My horse has a bad one. Its never caused any problems at all. I thought they were born with them, but perhaps not. And I would imagine like anything else, it could be misdiagnosed
They can be congenital (/hereditary) or acquired so yes it can be developed. Usually due to valvular insufficiency - the swooshing sound is due to turbulence of the bloodflow through the valves or sometimes leakage through the valves (this is often the case in congenital forms). Insufficiency can occur due to infection or neoplasia (cancer). A lot of general infections horses pick up - through aerosols or skin injury can become blood-borne and occasionally can cause infection of heart valves resulting in murmurs. Also neoplasms can interfere with the closure of the valves causing a murmur. These are just a few of the basic causes.

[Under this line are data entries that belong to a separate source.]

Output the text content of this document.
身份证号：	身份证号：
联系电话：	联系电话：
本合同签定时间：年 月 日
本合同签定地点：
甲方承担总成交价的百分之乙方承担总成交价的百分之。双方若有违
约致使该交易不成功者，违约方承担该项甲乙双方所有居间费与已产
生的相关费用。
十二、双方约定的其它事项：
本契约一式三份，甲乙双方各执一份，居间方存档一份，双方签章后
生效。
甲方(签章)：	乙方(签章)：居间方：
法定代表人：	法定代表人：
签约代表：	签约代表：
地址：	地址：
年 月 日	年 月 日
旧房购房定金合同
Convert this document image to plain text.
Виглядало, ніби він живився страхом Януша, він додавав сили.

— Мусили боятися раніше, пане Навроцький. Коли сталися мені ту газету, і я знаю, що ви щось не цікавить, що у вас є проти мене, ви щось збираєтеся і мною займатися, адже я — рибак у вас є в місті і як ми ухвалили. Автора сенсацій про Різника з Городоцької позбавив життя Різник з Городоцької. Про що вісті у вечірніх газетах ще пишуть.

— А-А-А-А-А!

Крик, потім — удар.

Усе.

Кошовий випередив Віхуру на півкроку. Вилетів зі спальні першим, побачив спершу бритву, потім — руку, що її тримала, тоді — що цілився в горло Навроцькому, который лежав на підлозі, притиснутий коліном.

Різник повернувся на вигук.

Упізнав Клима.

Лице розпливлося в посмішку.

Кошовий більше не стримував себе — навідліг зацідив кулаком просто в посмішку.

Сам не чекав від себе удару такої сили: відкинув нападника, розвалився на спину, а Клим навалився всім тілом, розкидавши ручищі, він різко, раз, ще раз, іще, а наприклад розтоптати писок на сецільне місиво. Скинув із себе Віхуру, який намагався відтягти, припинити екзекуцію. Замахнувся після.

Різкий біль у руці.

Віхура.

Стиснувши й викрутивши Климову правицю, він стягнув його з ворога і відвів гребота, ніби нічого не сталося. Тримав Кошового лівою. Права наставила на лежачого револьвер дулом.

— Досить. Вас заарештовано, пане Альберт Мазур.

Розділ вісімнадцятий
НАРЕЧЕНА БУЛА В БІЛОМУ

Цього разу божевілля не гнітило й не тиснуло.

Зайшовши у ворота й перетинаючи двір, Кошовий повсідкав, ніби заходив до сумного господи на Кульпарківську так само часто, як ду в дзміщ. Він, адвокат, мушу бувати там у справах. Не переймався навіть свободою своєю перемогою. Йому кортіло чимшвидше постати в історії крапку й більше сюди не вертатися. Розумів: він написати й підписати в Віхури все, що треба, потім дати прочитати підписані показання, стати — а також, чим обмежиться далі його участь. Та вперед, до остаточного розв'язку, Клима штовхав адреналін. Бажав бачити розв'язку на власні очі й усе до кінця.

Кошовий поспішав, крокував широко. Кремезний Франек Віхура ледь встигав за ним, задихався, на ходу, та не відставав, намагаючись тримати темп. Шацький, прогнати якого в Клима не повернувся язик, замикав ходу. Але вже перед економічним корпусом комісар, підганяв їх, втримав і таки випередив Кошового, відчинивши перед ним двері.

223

Cant exactly remember, but would think that an acquired murmur due to infection or neoplasia would be more progressive than most congenital murmurs. Iv seen horses pass prepurchase vettings for showjumping/riding club activities and hunting with grade 2 murmurs- of course it is written on the vet cert though.
Edited to say: yes, murmurs certainly can be misdiagnosed - listening to murmurs and variations (inc "normal" variations in heartbeats) takes some getting used to!
One of my oldies had a heart murmur on one MOT but not on the next! No idea why as both times he seemed fine. The other oldie has a heart murmur which is noted every year in his MOT test!!!!
Depends on the murmer. They're quite difficult to hear/diagnose in people sometimes, let alone horses - have you ever listened to a horses heartbeat through a stethoscope?
It may not help, but my son has a flow murmer rather than a structural one. His flow murmer apparently has no consequence. I could dig someone up who has more info if you like - I'm definitely not an echocardiography specialist. As I understand it you need an echo to properly determine whether or not any heard heart murmer is a problem. We had one done on our son when he was very wee because of what the GP heard at a routine weigh and measure clinic.